Zurich, 29 May 2015 – Facing a pro-Palestinian demonstration of some 150 outside the FIFA Congress Hall in Zurich, the Simon Wiesenthal Centre was the only Jewish organization to present a counter-protest.
Supported by a few Christian friends of Israel, we sang Hatikva and “Am Israel Chaï.” The pro-Palestinians lunged forward, smashing my IPAD screen. Glass may crack but our position was unassailable.
The police ran between us, snatching our handkerchief-size Israeli pennants and fining an evangelical lady for wearing a tiny Star of David necklace.
We few Zionists were, apparently, the “provocateurs,” while, to background screams of “Zionism is Racism,” “Apartheid Israel,” the worlds‘ television cameras focussed on “Blattergate,” oblivious to the genocidal display behind them of terrorist wannabes.
The several associations combating racism in football – with which we have cooperated for years – sat out this new threshold of antisemitism in football.
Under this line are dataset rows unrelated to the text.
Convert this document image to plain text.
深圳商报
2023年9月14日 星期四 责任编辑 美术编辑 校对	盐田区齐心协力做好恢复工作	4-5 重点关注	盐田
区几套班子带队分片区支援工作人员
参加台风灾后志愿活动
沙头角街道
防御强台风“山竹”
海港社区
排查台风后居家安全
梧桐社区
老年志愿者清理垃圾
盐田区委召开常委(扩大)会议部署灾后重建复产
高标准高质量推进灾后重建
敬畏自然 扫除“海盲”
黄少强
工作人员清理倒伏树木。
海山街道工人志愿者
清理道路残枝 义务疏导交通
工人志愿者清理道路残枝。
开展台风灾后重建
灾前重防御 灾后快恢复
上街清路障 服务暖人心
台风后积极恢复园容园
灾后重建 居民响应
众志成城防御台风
I felt as safe at FIFA as if I were sitting on the terraces of a recent Netherlands match to the cries of “Hamas, Hamas, Jews to the gas!”
Luckily, the Wiesenthal Centre, as a human rights agency, was spontaneously invited by Solidar – the Swiss international workers‘ rights lobby – to join their demonstration against Qatar’s abuse of foreign labour (photo: Samuels on right of podium).
For the 209 Football Association delegates inside the Congress Hall, “Blattergate” and Palestinian mayhem were to take their course. At one moment, however, the turmoil outside invaded the proceedings as two screaming women rioters unfurled a Palestinian banner.
Finally, the law went after real “provocateurs,” politely escorting them to the exit.
The Palestinians may have withdrawn their demand for a vote to suspend Israel. This was a face-saving gesture as so many countries feared that such a vote would be a dangerous precedent for themselves.
At the end of the day, the hanging question remained: whether FIFA stood for “Football International Felony Association” or “Federation International for Football Antisemitism.” Either way, football has been tainted and now requires a root-canal treatment against both Mafia and racism.
Shimon Samuels is Director for International Relations of the Simon Wiesenthal Centre.